In the wake of the ongoing Israel invasion in Gaza, global oil prices saw a sudden surge, reigniting concerns regarding a potential escalation of the conflict and its impact on worldwide energy supplies.
The internationally recognized benchmark for crude oil, Brent, came close to reaching USD 90 per barrel, experiencing a 2.0% increase during the previous trading session. West Texas Intermediate (WTI) remained stable, maintaining a price above $85.
Subsequent to Israel’s Prime Minister Benjamin Netanyahu declaring war on Gaza, oil prices have been on an upward trajectory since the commencement of hostilities on October 7, hitting a one-month high at USD 93.64 per barrel on October 20. Nevertheless, oil prices have receded since then, coinciding with heightened diplomatic efforts to contain the conflict and the absence of a major Israeli ground offensive in Gaza. The primary driving factor behind the surge in oil prices has been the apprehension that the conflict could intensify and disrupt oil and gas supplies from the Middle East, which contributes to approximately 40.0% of global oil production.

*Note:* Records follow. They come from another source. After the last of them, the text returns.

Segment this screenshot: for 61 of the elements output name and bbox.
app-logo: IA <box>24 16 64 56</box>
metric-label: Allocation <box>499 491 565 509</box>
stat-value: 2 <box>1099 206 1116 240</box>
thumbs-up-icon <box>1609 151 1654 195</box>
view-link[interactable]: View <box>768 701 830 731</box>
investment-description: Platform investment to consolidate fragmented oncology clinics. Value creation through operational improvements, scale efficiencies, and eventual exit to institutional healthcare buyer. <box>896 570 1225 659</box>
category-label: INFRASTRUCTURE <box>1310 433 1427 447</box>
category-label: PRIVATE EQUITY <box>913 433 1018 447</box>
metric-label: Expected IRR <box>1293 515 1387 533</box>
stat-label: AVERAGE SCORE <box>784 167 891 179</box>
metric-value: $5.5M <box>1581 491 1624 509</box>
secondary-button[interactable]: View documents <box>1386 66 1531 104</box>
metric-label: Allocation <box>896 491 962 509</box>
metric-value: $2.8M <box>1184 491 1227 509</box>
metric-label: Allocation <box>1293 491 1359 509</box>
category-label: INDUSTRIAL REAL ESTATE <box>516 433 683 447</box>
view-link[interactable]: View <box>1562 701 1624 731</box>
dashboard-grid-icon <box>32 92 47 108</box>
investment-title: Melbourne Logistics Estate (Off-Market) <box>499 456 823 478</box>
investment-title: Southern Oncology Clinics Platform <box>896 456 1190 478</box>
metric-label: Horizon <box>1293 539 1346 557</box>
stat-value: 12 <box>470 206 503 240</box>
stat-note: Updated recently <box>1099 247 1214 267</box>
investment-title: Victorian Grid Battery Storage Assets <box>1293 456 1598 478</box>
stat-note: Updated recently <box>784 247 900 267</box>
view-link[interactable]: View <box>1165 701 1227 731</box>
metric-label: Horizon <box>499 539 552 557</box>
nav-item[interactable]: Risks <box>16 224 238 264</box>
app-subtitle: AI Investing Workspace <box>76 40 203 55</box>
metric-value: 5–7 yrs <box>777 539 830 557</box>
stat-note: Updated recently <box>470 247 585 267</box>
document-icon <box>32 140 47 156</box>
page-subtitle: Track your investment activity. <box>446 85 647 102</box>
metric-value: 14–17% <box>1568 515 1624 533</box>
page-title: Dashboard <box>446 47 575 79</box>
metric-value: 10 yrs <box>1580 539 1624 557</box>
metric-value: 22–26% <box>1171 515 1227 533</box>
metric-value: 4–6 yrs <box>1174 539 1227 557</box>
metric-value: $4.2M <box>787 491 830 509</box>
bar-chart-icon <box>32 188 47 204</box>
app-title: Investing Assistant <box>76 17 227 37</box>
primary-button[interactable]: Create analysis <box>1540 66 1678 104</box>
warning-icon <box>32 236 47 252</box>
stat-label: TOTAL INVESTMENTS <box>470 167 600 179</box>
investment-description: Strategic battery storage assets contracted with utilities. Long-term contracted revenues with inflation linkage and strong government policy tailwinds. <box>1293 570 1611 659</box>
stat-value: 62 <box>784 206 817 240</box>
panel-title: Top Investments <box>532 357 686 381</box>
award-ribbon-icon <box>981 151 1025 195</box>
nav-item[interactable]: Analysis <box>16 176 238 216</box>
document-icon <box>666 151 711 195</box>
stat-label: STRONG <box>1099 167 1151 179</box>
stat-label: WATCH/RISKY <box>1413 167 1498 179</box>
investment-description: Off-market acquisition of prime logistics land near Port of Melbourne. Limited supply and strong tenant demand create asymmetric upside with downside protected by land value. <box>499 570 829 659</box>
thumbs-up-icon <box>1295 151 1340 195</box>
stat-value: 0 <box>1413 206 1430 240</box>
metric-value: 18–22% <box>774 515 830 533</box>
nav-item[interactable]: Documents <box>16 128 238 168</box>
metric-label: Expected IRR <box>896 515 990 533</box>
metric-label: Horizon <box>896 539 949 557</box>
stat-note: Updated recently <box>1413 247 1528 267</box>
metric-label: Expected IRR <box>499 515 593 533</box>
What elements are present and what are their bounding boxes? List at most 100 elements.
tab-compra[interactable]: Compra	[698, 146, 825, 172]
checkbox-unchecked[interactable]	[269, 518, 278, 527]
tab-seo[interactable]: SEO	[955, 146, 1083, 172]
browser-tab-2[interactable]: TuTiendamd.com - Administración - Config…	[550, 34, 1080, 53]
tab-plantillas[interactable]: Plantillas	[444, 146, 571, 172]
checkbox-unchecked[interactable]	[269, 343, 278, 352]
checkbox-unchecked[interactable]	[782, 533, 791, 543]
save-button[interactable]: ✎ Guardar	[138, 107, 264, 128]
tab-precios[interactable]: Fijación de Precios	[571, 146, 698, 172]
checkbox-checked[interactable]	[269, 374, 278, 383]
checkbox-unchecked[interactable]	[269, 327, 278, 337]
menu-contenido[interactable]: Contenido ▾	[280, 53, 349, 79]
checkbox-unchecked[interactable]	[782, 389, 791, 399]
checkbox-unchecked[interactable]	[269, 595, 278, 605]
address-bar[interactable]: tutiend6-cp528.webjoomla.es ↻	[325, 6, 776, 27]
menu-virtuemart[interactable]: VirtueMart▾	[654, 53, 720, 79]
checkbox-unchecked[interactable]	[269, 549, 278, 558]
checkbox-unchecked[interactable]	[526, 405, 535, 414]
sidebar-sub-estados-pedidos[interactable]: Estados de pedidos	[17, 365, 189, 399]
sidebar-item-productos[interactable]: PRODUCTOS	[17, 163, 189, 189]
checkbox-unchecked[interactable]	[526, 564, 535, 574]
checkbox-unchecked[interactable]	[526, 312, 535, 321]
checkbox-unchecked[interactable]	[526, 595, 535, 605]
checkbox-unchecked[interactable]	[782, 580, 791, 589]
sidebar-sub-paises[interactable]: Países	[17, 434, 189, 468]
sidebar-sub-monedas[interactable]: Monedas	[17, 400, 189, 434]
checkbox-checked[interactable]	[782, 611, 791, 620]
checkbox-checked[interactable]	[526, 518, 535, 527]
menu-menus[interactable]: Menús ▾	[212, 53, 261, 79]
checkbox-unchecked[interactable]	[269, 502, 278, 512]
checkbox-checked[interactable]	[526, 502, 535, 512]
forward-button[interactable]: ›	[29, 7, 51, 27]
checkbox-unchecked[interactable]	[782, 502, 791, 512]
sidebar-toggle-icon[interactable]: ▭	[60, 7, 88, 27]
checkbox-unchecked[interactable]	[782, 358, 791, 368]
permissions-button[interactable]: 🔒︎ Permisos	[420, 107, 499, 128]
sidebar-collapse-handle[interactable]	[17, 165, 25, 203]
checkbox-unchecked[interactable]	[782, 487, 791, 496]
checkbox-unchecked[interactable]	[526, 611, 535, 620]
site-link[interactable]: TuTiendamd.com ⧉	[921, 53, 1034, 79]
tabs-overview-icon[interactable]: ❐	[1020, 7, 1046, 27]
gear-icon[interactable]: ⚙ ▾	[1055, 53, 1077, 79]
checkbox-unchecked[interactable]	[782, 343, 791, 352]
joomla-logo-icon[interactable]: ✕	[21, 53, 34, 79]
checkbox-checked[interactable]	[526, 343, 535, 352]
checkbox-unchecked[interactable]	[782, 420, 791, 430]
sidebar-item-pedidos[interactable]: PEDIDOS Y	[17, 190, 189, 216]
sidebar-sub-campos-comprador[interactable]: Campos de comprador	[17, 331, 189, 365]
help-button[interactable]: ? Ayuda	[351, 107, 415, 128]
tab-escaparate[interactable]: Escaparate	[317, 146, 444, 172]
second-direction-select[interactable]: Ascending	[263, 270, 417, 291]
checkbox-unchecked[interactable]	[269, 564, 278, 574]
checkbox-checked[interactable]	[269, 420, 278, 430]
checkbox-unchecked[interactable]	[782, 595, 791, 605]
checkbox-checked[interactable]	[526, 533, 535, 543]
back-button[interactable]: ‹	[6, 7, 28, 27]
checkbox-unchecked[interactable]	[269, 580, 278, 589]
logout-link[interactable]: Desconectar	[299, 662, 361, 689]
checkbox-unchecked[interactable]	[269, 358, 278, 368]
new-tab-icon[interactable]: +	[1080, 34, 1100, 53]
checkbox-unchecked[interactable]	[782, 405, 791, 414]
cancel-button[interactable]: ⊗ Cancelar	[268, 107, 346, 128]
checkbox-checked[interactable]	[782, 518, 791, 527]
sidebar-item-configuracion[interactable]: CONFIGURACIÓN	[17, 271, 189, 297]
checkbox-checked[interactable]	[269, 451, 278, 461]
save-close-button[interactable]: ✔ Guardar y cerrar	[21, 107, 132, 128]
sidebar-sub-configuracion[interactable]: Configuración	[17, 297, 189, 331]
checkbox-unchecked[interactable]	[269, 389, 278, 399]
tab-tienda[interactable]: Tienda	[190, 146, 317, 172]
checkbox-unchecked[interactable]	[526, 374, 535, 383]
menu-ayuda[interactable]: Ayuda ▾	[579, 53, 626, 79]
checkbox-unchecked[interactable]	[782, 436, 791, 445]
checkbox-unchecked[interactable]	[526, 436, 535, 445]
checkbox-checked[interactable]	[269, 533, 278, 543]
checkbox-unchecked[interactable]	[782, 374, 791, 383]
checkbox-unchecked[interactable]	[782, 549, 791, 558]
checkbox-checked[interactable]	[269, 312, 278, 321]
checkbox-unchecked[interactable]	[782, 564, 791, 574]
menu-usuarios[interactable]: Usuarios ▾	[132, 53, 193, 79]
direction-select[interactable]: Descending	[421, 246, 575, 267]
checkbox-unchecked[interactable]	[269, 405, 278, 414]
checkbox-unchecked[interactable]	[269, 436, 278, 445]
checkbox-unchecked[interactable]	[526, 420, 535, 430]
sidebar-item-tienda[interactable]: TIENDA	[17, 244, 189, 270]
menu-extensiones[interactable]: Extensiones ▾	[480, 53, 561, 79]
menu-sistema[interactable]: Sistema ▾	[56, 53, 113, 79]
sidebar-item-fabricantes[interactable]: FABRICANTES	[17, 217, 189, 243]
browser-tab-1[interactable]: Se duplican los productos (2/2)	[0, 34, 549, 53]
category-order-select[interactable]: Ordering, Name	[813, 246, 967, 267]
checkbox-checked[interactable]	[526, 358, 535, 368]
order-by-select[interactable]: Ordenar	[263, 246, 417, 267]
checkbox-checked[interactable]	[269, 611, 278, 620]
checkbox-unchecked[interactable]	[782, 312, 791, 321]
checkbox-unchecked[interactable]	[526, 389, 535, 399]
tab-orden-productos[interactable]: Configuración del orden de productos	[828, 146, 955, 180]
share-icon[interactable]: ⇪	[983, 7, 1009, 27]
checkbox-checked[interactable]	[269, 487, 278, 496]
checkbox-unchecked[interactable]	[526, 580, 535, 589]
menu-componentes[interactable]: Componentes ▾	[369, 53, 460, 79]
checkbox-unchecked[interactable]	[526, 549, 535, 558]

In the Middle East, a region responsible for approximately one-third of the world’s crude oil production, primary concerns encompass potential actions by the United States aimed at curbing Iranian exports and potential shipping disruptions.
The anticipated ground offensive was postponed to allow the United States to deploy air-defense systems in the region. Simultaneously, diplomatic endeavors to prevent a wider conflict persisted, with French President Emmanuel Macron advising caution against a large-scale ground operation during his visit to the region.
The repercussions of this situation are expected to have a substantial impact on Kenya’s economy, given its heavy reliance on oil imports to meet energy and transportation needs. The rise in global oil prices is poised to resonate across the country.
As global oil prices surge, one immediate effect in Kenya will be heightened fuel costs. This will directly impact consumers who will need to allocate more funds for gasoline, diesel, and other petroleum-based products. The increased transportation expenses, both for individuals and businesses, are expected to impose a significant burden, potentially leading to higher prices for goods and services throughout the economy.
Inflation is another area of concern. Elevated oil prices contribute to inflationary pressures as transportation costs rise. These added costs are often transferred to consumers, leading to a general increase in the prices of everyday goods, thereby affecting the purchasing power of Kenyan citizens and potentially undermining their living standards.
On the macroeconomic front, a sustained increase in oil prices has adverse effects on the country’s balance of payments, as it spends more foreign exchange to cover its escalating oil import bill. This can place pressure on the country’s foreign exchange reserves and affect its ability to pay for other crucial imports, potentially resulting in trade imbalances.